Our old friend Billy Berrou has actually had some good ideas (i.e., ideas that I agree with) mixed in with his rantings. Let's try to compile a list.
- West Coast teams travel too much.
- Some people hold on to the disc for too long.
- Elite teams cheat on the mark.
- You can be a triple threat by throwing the disc for yards, dishing it to someone who then makes a throw for yards, or doing the give and go for yards.
- Sometimes it is about position and not yards.
- The swimmy swim is the move of the future.
What am I missing?
I'll expound on just two of these for now.

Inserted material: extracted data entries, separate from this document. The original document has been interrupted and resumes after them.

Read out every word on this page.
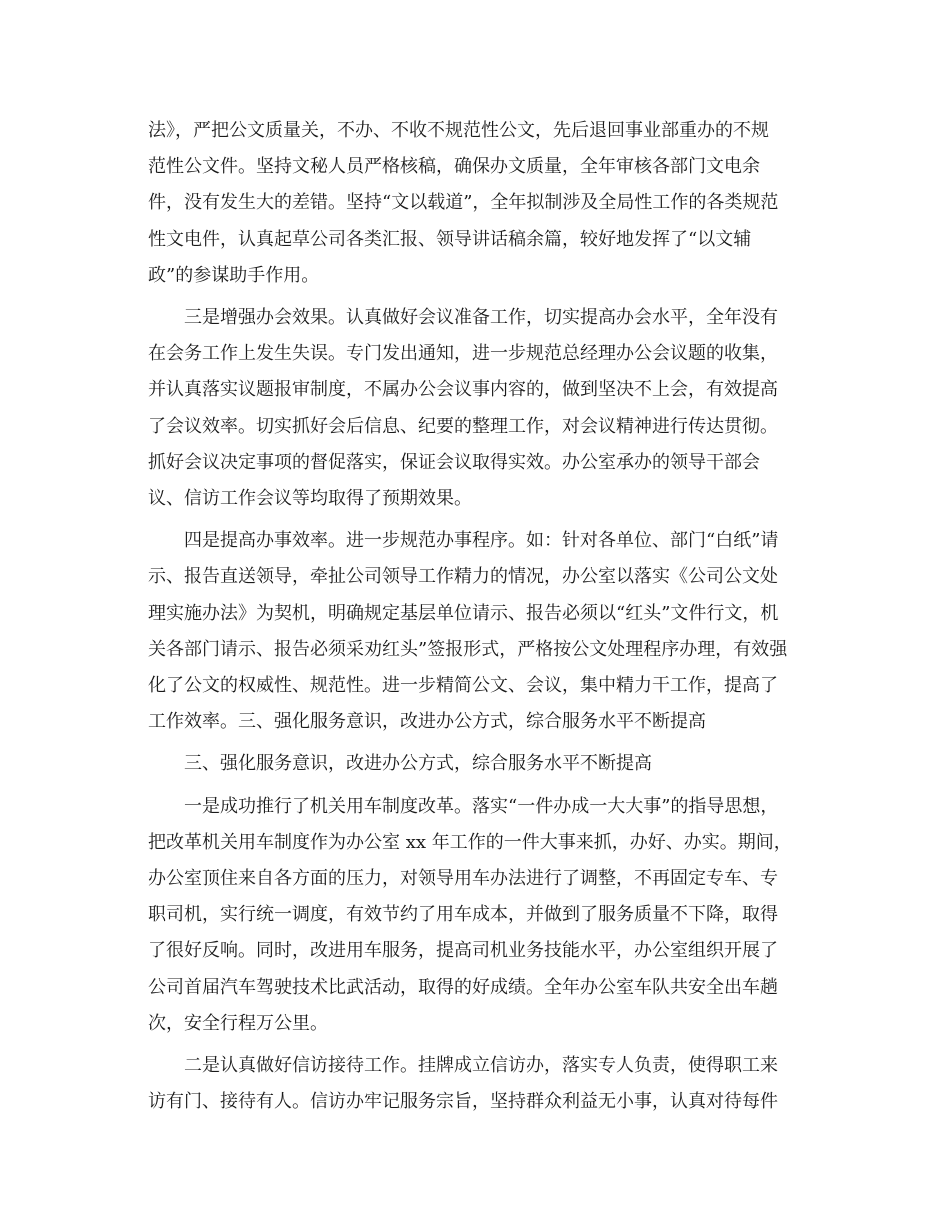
法》，严把公文质量关，不办、不收不规范性公文，先后退回事业部重办的不规
范性公文件。坚持文秘人员严格核稿，确保办文质量，全年审核各部门文电余
件，没有发生大的差错。坚持“文以载道”，全年拟制涉及全局性工作的各类规范
性文电件，认真起草公司各类汇报、领导讲话稿余篇，较好地发挥了“以文辅
政”的参谋助手作用。
三是增强办会效果。认真做好会议准备工作，切实提高办会水平，全年没有
在会务工作上发生失误。专门发出通知，进一步规范总经理办公会议题的收集，
并认真落实议题报审制度，不属办公会议事内容的，做到坚决不上会，有效提高
了会议效率。切实抓好会后信息、纪要的整理工作，对会议精神进行传达贯彻。
抓好会议决定事项的督促落实，保证会议取得实效。办公室承办的领导干部会
议、信访工作会议等均取得了预期效果。
四是提高办事效率。进一步规范办事程序。如：针对各单位、部门“白纸”请
示、报告直送领导，牵扯公司领导工作精力的情况，办公室以落实《公司公文处
理实施办法》为契机，明确规定基层单位请示、报告必须以“红头”文件行文，机
关各部门请示、报告必须采劝红头”签报形式，严格按公文处理程序办理，有效强
化了公文的权威性、规范性。进一步精简公文、会议，集中精力干工作，提高了
工作效率。三、强化服务意识，改进办公方式，综合服务水平不断提高
三、强化服务意识，改进办公方式，综合服务水平不断提高
一是成功推行了机关用车制度改革。落实“一件办成一大大事”的指导思想，
把改革机关用车制度作为办公室 xx 年工作的一件大事来抓，办好、办实。期间，
办公室顶住来自各方面的压力，对领导用车办法进行了调整，不再固定专车、专
职司机，实行统一调度，有效节约了用车成本，并做到了服务质量不下降，取得
了很好反响。同时，改进用车服务，提高司机业务技能水平，办公室组织开展了
公司首届汽车驾驶技术比武活动，取得的好成绩。全年办公室车队共安全出车趟
次，安全行程万公里。
二是认真做好信访接待工作。挂牌成立信访办，落实专人负责，使得职工来
访有门、接待有人。信访办牢记服务宗旨，坚持群众利益无小事，认真对待每件
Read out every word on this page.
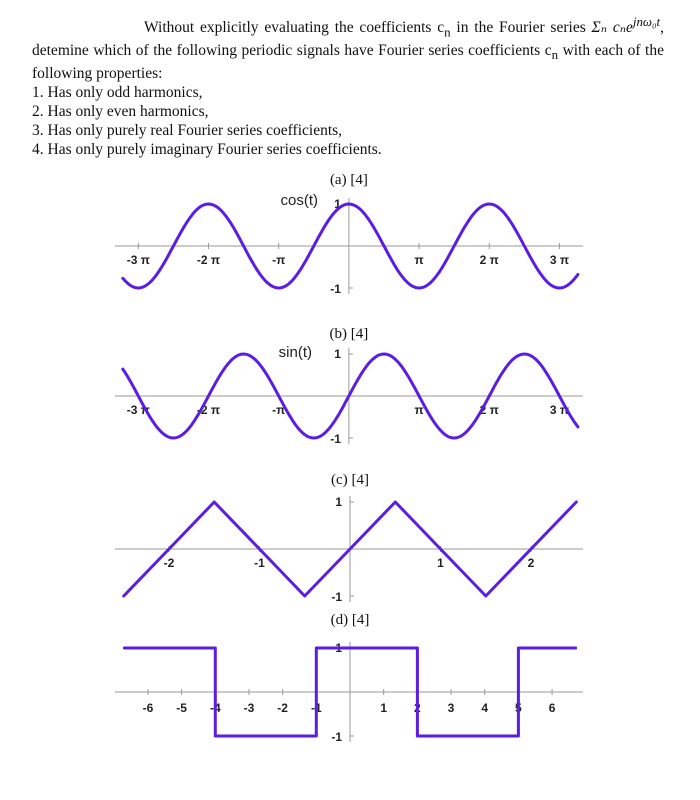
Without explicitly evaluating the coefficients $c_n$ in the Fourier series Σₙ cₙe$^{jn\omega_0t}$, detemine which of the following periodic signals have Fourier series coefficients $c_n$ with each of the following properties:

1. Has only odd harmonics,
2. Has only even harmonics,
3. Has only purely real Fourier series coefficients,
4. Has only purely imaginary Fourier series coefficients.
(a) [4]
cos(t)
-3 π	-2 π	-π	π	2 π	3 π
1
-1
(b) [4]
sin(t)
-3 π	-2 π	-π	π	2 π	3 π
1
-1
(c) [4]
-2	-1	1	2
1
-1
(d) [4]
-6 -5 -4 -3 -2 -1	1 2 3 4 5 6
1
-1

Some people hold on to the disc for too long. We'll sometimes play a "three second O", where we pretend that the stall count is 3 (except it doesn't actually count as a stall if you get to 3). As you might expect, the disc moves quickly, but what you might not expect is that you can still make long cuts and other cuts for yardage. To play this O, you need to be able to anticipate, both as a cutter and as a thrower. Basketball stat geek Dean Oliver, author of Basketball on Paper and a good friend of some West Coast frisbee players, suggested that one good metric for the fluidity of an offense would be how long it takes to release the disc. And who can forget Jam's unstoppable Plinko offense?
The triple threat. Right now, there is a hierarchy in throwing options. You look to throw for yards, then if that's not there, you look to get the disc into better position, and then after that maybe you cut for the give and go. Perhaps it would make for a more efficient offense if throwers looked to dish it as a primary option.
Or, we can just continue to pile on, which is fun.